The IRDA studied the insurance regulations of many countries, and also visited these countries for holding personal discussions, before framing the current regulations. In all the countries visited, the market value of the assets is being used for demonstrating solvency margin. It is therefore surprising to note that no explicit provision has been made for this in Indian regulations. Not only that. The requirement that ASM should not be less than 150 per cent of the RSM has no legislative sanction.
What is the implication of this ambiguity? It would make it appear as if the LIC is not able to demonstrate solvency. This in turn may be exploited by some vested interests to create an illusion that a heavy infusion of capital is required and that the same cannot be achieved without disinvestment and allowing foreign participation. Rather than trying to find how such a serious ambiguity crept into the regulations, it would be better to initiate corrective measures immediately. Such ambiguities, with high potential for damaging an institution's reputation and enabling back door entry of foreign investments, should not be allowed to continue indefinitely.
The surplus held back
Will not holding back systematically a part of the surplus and transferring it to solvency margin reserve result in denying the policyholders their due share of surplus, one may ask. A pertinent point indeed. A life insurance company can hold back a part of the surplus only for a certain period, but not permanently. On the final exit of a policy (by say, death or maturity), its share in the portion of surplus held back each year is meant to be returned, in the form of Final Additional Bonus.
Here too there is a problem. It appears that according to the regulator, if a life insurance company feels that it has to return the amount held back each year to the policyholder, at the time of exit of the policy, it has to treat the amount it intends to return as an additional liability!!! In other words, if out of the surplus after tax of, say, Rs. 5000 crores, Rs. 500 crores is held back for transfer to Solvency Margin Reserve, the liability has to be increased by Rs. 500 crores if it is intended to return to each policy, at the time of its final exit, the amount earlier held back. This problem is not the result of any ambiguity in the regulations but due only to its interpretation.
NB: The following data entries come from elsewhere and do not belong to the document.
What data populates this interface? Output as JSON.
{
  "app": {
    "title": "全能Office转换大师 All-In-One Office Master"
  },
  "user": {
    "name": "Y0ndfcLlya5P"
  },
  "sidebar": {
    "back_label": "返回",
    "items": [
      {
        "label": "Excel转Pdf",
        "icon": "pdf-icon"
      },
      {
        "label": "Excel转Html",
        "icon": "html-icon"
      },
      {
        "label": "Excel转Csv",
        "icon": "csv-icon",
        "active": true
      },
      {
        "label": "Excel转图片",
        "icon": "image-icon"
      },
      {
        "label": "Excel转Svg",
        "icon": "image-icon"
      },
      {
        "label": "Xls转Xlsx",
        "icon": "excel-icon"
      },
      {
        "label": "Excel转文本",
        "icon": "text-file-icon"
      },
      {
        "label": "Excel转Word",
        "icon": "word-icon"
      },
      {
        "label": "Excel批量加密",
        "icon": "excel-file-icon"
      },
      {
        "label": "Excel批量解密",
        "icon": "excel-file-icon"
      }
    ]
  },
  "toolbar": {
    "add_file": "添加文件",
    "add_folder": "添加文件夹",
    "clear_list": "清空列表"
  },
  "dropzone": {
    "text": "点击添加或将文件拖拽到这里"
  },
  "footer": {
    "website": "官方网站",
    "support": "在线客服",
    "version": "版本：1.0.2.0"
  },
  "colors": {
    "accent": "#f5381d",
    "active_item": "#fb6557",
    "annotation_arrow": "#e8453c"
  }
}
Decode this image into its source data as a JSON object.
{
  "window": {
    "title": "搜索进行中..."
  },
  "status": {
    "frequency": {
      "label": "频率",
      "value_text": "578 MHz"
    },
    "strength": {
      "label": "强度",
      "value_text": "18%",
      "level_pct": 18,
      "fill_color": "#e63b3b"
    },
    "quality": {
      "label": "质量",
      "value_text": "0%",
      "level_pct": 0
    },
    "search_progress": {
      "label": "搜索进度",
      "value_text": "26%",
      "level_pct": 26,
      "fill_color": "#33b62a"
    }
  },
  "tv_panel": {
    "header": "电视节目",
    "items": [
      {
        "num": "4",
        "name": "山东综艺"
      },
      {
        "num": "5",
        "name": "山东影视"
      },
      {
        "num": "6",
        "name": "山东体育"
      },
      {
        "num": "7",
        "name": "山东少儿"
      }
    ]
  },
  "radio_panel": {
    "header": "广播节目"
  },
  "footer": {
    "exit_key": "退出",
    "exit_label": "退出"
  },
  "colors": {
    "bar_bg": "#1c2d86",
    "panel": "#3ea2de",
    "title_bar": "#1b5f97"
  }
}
It is not being appreciated that when a policy becomes an exit by surrender, death or maturity, along with it goes also the liability. Once the liability goes, there is no need for any solvency margin reserve in respect of that policy and any reserve held in this regard has to be returned to the policyholder. Any interpretation that denies to a policyholder his due share of surplus will not stand legal scrutiny.
Private insurers' position
These problems will arise only when an insurance company builds up a substantial amount of solvency margin reserve and the market value of its assets exceeds the book value by a significant amount. It would take not less than 10 years for the new insurance companies to reach the thresholds of this stage. Only then they may begin pressing for the removal of ambiguities and proper interpretation of regulations.
Let us hope that the Regulator, instead of waiting for another 10 years, will appreciate the issues involved and initiate corrective measures, in fairly quick time.